At 0.94 seconds compared to 1.16, it's true that the mega-regex update is faster, running in 81% of the time of doing it in code. It is not, however a lot faster. And ye Gods, look at that update statement. Do you want to write that, or try to figure out what went wrong when Postgres complains that you dropped a parenthesis somewhere?
Code
The code used was:
def stupid_regex_replace
sql = Select.new
sql.select('id')
sql.select('t')
sql.for_update
sql.from(TABLE_NAME)
Cursor.new('foo', sql, {}, #db) do |cursor|
until (rows = cursor.fetch(100)).empty?
for row in rows
for regex, replacement in regexes
row['t'] = row['t'].gsub(regex, replacement)
end
end
sql = Update.new(TABLE_NAME, #db)
sql.set('t', row['t'])
sql.where(['id = %s', row['id']])
sql.exec
end
end
end
I generated the regular expressions dynamically by taking words from the file; for each word "foo", its regular expression was "\bfoo\b" and its replacement string was "FOO" (the word uppercased). I used words from the file to make sure that replacements did happen. I made the test program spit out the regex's so you can see them. Each pair is a regex and the corresponding replacement string:
[[/\bcommit\b/, "COMMIT"],
[/\b9acf10762b5f3d3b1b33ea07792a936a25e45010\b/,
"9ACF10762B5F3D3B1B33EA07792A936A25E45010"],
[/\bAuthor:\b/, "AUTHOR:"],
[/\bCarl\b/, "CARL"],
[/\bWorth\b/, "WORTH"],
[/\b<cworth#cworth.org>\b/, "<CWORTH#CWORTH.ORG>"],
[/\bDate:\b/, "DATE:"],
[/\bMon\b/, "MON"],
[/\bOct\b/, "OCT"],
[/\b26\b/, "26"],
[/\b04:53:13\b/, "04:53:13"],
[/\b2009\b/, "2009"],
[/\b-0700\b/, "-0700"],
[/\bUpdate\b/, "UPDATE"],
[/\bversion\b/, "VERSION"],
[/\bto\b/, "TO"],
[/\b2.9.1\b/, "2.9.1"],
[/\bcommit\b/, "COMMIT"],
[/\b61c89e56f361fa860f18985137d6bf53f48c16ac\b/,
"61C89E56F361FA860F18985137D6BF53F48C16AC"],
[/\bAuthor:\b/, "AUTHOR:"],
[/\bCarl\b/, "CARL"],
[/\bWorth\b/, "WORTH"],
[/\b<cworth#cworth.org>\b/, "<CWORTH#CWORTH.ORG>"],
[/\bDate:\b/, "DATE:"],
[/\bMon\b/, "MON"],
[/\bOct\b/, "OCT"],
[/\b26\b/, "26"],
[/\b04:51:58\b/, "04:51:58"],
[/\b2009\b/, "2009"],
[/\b-0700\b/, "-0700"],
[/\bNEWS:\b/, "NEWS:"],
[/\bAdd\b/, "ADD"],
[/\bnotes\b/, "NOTES"],
[/\bfor\b/, "FOR"],
[/\bthe\b/, "THE"],
[/\b2.9.1\b/, "2.9.1"],
[/\brelease.\b/, "RELEASE."],
[/\bThanks\b/, "THANKS"],
[/\bto\b/, "TO"],
[/\beveryone\b/, "EVERYONE"],
[/\bfor\b/, "FOR"]]
If this were a hand-generated list of regex's, and not automatically generated, my question is still appropriate: Which would you rather have to create or maintain?

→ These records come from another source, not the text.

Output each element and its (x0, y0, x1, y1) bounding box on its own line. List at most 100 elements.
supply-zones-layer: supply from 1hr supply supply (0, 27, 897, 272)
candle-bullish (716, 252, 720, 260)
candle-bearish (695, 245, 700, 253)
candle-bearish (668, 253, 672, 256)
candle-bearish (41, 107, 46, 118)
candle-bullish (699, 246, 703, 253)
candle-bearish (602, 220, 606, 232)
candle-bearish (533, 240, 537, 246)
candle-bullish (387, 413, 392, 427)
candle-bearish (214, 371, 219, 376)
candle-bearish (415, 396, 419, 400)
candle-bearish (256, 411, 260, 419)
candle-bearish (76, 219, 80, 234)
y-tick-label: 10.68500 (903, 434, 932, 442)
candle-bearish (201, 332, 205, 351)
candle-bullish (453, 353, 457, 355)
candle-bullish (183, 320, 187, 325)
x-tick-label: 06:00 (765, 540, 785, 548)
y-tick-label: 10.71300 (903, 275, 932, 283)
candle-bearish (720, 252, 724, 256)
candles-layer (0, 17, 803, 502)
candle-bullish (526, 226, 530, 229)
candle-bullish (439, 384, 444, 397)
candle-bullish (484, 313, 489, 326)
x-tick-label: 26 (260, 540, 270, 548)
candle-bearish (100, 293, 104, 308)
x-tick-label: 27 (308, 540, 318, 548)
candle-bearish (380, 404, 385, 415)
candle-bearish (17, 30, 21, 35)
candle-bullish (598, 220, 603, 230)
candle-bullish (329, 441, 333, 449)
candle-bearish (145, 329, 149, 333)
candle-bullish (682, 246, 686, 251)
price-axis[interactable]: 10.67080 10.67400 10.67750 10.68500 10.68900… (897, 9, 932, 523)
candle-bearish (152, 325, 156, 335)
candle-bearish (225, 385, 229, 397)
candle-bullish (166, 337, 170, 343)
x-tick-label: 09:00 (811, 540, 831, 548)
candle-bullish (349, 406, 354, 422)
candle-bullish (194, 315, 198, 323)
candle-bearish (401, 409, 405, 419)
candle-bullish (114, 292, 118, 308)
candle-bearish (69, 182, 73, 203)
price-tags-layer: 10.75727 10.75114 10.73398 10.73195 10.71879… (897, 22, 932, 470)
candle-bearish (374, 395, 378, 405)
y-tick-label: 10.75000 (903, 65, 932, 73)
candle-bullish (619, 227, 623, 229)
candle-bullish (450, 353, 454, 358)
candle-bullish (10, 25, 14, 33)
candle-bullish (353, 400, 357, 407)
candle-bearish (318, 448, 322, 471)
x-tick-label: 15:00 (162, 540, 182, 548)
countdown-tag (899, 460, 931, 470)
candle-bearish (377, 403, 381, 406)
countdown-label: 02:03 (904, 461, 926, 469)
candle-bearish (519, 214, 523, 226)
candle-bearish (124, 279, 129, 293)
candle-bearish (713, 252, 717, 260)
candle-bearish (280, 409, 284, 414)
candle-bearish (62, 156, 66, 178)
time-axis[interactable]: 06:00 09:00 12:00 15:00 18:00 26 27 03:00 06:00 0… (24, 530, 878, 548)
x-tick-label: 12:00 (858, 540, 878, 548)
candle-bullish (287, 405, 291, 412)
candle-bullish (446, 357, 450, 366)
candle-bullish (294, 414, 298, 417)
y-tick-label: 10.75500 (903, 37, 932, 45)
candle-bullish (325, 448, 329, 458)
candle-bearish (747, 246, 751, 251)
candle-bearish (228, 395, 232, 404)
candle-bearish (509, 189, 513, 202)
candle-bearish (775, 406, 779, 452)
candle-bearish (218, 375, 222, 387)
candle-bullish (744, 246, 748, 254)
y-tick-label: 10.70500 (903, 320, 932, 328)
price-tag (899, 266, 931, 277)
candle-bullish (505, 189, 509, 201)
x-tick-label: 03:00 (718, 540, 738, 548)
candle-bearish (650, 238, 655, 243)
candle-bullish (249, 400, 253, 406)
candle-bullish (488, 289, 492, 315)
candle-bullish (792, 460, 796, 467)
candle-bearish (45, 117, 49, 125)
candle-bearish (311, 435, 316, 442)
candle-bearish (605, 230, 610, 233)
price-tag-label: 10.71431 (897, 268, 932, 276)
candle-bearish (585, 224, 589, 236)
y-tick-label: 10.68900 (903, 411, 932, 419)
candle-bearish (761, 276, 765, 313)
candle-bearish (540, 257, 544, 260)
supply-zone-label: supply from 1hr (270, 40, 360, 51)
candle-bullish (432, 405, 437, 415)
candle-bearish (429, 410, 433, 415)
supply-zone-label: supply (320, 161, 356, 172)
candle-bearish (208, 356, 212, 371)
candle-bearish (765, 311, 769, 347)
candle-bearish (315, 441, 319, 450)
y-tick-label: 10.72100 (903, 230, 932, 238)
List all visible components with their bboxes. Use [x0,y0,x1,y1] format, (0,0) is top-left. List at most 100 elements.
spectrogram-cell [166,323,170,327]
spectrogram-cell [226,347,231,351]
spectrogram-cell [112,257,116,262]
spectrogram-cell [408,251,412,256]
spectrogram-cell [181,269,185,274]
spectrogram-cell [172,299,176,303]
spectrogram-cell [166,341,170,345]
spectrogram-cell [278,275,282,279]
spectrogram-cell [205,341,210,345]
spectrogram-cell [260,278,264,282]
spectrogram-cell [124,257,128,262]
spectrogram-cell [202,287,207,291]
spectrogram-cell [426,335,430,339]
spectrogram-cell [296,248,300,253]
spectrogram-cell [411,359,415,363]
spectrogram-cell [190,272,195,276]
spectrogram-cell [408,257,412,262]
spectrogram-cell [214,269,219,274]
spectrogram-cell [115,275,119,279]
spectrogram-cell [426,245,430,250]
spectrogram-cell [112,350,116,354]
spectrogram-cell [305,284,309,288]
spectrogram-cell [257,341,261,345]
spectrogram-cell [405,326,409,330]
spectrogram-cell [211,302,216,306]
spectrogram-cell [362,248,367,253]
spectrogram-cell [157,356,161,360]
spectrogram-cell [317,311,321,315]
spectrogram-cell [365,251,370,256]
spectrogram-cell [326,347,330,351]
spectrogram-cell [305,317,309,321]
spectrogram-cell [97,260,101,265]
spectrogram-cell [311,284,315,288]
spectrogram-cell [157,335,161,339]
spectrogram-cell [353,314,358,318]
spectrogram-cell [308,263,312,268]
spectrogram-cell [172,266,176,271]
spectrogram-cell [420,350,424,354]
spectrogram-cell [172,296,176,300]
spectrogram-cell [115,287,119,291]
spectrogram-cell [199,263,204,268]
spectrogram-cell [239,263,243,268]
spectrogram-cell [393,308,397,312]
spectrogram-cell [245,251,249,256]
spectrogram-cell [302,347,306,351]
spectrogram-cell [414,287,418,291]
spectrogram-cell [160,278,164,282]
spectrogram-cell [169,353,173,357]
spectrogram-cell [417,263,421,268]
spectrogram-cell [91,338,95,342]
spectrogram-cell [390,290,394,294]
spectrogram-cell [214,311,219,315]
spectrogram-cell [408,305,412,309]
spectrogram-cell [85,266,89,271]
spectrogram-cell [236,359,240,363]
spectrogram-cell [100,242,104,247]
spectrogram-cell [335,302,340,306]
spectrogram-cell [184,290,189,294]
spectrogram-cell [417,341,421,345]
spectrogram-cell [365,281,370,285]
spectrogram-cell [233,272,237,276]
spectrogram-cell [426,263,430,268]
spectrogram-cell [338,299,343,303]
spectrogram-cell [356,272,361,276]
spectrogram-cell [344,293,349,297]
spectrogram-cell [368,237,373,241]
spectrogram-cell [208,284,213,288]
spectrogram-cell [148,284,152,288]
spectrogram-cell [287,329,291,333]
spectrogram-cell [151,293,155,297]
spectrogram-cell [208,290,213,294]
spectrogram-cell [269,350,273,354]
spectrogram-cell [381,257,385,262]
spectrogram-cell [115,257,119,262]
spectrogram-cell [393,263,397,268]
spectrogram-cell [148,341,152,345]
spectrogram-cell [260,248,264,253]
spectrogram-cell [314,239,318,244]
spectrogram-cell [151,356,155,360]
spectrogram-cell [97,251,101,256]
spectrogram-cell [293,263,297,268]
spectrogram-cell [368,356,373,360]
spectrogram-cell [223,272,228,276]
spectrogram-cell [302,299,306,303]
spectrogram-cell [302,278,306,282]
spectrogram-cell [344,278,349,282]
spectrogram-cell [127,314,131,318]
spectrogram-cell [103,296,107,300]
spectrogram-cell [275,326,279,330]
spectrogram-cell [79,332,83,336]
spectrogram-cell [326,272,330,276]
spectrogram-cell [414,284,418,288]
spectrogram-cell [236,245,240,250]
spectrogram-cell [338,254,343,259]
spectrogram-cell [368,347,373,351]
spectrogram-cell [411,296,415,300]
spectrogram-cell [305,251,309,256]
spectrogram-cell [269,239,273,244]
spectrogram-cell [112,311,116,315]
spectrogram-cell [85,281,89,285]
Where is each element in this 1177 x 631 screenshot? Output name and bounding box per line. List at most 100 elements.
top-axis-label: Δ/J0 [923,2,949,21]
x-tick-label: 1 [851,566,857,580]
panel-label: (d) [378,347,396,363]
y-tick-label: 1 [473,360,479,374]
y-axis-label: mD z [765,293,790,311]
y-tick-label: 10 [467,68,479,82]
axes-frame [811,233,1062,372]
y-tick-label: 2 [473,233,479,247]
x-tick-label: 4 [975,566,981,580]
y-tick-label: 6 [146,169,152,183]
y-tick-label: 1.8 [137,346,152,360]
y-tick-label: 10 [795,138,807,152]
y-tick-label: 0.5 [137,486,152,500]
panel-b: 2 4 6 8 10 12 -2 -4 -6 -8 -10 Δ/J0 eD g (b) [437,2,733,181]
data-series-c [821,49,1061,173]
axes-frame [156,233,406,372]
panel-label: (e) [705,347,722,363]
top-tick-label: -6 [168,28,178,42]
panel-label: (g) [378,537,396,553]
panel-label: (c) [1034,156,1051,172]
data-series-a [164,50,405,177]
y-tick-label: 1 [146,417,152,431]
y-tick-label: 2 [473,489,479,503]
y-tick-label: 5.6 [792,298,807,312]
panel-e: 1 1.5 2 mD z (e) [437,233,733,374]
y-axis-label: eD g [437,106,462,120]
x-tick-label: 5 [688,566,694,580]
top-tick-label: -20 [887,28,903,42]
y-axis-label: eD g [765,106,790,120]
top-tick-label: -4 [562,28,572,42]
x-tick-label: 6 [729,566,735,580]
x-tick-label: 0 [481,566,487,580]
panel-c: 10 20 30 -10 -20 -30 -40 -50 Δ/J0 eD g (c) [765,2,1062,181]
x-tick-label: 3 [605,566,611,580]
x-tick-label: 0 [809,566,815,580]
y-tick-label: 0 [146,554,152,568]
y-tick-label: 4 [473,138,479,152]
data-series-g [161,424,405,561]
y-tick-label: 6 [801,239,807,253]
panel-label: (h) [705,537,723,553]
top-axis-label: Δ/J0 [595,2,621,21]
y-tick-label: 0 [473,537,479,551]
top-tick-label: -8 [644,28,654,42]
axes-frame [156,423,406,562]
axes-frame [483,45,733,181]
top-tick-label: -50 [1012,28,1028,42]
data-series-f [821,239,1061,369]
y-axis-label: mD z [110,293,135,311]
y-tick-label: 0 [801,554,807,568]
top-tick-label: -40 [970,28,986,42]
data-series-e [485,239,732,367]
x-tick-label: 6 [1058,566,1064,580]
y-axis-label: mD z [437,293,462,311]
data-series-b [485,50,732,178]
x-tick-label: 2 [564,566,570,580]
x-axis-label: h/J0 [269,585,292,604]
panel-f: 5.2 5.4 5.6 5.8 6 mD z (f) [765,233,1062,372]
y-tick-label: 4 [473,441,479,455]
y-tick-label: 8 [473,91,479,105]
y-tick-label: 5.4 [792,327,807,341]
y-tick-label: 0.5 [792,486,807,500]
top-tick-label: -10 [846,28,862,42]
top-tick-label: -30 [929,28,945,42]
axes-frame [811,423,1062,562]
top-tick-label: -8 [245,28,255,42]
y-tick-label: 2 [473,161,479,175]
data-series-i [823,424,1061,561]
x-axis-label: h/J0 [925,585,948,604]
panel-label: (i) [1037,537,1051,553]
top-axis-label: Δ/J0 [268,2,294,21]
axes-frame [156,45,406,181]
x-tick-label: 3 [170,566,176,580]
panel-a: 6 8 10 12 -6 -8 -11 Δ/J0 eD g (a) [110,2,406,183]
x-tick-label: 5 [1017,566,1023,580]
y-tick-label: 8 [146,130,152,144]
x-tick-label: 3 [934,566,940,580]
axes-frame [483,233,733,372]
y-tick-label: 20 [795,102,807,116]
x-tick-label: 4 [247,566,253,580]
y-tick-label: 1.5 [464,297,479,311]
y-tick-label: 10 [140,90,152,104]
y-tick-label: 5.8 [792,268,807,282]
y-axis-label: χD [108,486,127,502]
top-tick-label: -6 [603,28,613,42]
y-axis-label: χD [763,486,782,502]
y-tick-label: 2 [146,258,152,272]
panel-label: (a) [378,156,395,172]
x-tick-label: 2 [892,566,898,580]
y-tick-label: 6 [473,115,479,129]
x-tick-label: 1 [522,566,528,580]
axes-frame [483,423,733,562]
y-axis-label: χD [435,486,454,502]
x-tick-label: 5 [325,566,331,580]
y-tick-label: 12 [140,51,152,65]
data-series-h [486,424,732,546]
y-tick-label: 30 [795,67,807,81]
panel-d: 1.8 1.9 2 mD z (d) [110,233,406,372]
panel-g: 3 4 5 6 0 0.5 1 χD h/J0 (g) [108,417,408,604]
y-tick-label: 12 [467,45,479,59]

For the skip update, look at suppress_redundant_updates - see http://www.postgresql.org/docs/8.4/static/functions-trigger.html.
This is not necessarily a win - but it might well be in your case.
Or perhaps you can just add that implicit check as an explicit one?